Grilled Pork Tomahawk
A pork chop, like other meat chops, is a loin cut taken perpendicular to the spine of the pig and is usually a rib or part of a vertebra. Pork chops are unprocessed and leaner than other cuts. Chops are commonly served as an individual portion. Pork chops are suitable for roasting, grilling, or frying, but there are also stuffed recipes. They can be used boneless or bone-in. Pork chops are usually cut between 1 and 5 centimetres (1⁄2 and 2 inches) thick. Improved breeding techniques have made it possible to cook pork to a lower temperature, helping it to remain juicy, while still being safe to eat.
Ingredients for 2 portions:
Pork Tomahawk 1200 g
Basmati Rice 160 g
Red cabbage 200 g
Fennel seed 10 g
Coriander seed 10 g
Salt 20 g
Freshly ground Black Pepper 4 g
Olive oil 100 ml
Red wine vinegar 30 ml
Sugar 10 g
Shred the cabbage and season with salt, pepper, 10 ml olive oil, red wine vinegar and sugar, mix well and Marinate the pork tomahawk in fennel seeds crushed coriander seeds, salt, black pepper and 50 ml of olive oil for 3 hours.

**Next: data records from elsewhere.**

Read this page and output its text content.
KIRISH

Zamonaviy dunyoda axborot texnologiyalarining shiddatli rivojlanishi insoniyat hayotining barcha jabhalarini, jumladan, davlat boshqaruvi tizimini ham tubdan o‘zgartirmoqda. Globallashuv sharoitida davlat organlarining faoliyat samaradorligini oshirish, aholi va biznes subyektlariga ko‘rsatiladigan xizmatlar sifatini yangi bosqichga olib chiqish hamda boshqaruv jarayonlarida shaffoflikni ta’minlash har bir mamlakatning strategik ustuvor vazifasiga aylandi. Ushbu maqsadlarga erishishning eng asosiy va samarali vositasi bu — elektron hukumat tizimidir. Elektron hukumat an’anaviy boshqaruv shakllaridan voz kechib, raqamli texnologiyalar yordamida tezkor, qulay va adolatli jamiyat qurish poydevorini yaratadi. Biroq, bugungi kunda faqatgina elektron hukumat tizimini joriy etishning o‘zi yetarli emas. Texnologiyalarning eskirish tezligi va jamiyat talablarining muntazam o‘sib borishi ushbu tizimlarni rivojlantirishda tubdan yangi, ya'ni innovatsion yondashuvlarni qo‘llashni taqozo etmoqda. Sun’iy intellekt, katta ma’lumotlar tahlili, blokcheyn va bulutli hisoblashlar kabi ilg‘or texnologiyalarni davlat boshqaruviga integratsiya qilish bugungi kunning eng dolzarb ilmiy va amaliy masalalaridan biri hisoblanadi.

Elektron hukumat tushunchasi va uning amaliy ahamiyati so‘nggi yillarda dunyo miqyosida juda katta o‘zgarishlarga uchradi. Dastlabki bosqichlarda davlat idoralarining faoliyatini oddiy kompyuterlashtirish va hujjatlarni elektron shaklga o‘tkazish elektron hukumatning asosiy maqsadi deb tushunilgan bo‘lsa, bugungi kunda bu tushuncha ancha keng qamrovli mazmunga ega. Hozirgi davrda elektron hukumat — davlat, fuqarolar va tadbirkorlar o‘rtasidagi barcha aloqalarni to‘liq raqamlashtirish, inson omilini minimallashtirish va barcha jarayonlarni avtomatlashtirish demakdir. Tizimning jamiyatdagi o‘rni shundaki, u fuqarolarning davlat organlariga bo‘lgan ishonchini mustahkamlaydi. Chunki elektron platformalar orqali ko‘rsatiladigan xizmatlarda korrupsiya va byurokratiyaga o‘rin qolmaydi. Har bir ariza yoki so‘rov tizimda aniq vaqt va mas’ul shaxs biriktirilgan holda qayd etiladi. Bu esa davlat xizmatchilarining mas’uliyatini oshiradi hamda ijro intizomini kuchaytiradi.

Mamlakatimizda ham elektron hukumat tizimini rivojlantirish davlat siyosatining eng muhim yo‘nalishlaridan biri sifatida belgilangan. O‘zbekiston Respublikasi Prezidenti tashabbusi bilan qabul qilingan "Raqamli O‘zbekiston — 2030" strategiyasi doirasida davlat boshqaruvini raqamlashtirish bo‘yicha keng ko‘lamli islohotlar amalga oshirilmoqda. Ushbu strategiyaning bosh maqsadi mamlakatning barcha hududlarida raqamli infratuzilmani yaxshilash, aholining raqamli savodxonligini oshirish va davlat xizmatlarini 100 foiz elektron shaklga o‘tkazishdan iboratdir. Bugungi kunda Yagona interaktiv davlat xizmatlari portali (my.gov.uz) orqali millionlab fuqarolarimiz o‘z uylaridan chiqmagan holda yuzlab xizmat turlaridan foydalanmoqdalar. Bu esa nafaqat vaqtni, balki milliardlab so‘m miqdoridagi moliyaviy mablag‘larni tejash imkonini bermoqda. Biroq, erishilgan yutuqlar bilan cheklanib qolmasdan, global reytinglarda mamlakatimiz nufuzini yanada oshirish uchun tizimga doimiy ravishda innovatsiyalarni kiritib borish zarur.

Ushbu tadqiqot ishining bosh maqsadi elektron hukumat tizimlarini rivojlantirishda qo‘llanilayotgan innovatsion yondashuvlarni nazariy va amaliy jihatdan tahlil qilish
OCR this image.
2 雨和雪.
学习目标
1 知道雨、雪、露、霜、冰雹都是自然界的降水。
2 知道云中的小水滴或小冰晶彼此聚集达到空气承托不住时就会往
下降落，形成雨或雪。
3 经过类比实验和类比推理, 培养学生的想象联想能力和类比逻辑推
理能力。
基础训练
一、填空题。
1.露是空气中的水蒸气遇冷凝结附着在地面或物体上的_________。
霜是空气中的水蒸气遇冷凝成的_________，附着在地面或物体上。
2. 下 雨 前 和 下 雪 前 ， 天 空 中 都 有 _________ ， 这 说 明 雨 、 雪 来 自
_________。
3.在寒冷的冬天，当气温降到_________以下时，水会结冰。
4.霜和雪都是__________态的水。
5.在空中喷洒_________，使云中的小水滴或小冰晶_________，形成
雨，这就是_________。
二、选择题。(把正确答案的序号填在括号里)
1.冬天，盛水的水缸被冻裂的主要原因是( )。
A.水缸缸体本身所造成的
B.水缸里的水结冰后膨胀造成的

Rinse the rice, place in stainless steel GN container 40 mm with 370ml of lukewarm water and 50 ml of olive oil and some salt. Set the Retigo combi oven on steam mode 99 °C, 25 minutes.
When cooked set the combi oven on hot air mode 300 °C preheating, 200 °C cooking, core probe 58 °C and place Retigo grill in. After preheating place the meat on the grill, insert the core probe.
Serve the meat with steamed rice, cabbage salad and pour the meat juice from the Retigo grill GN container.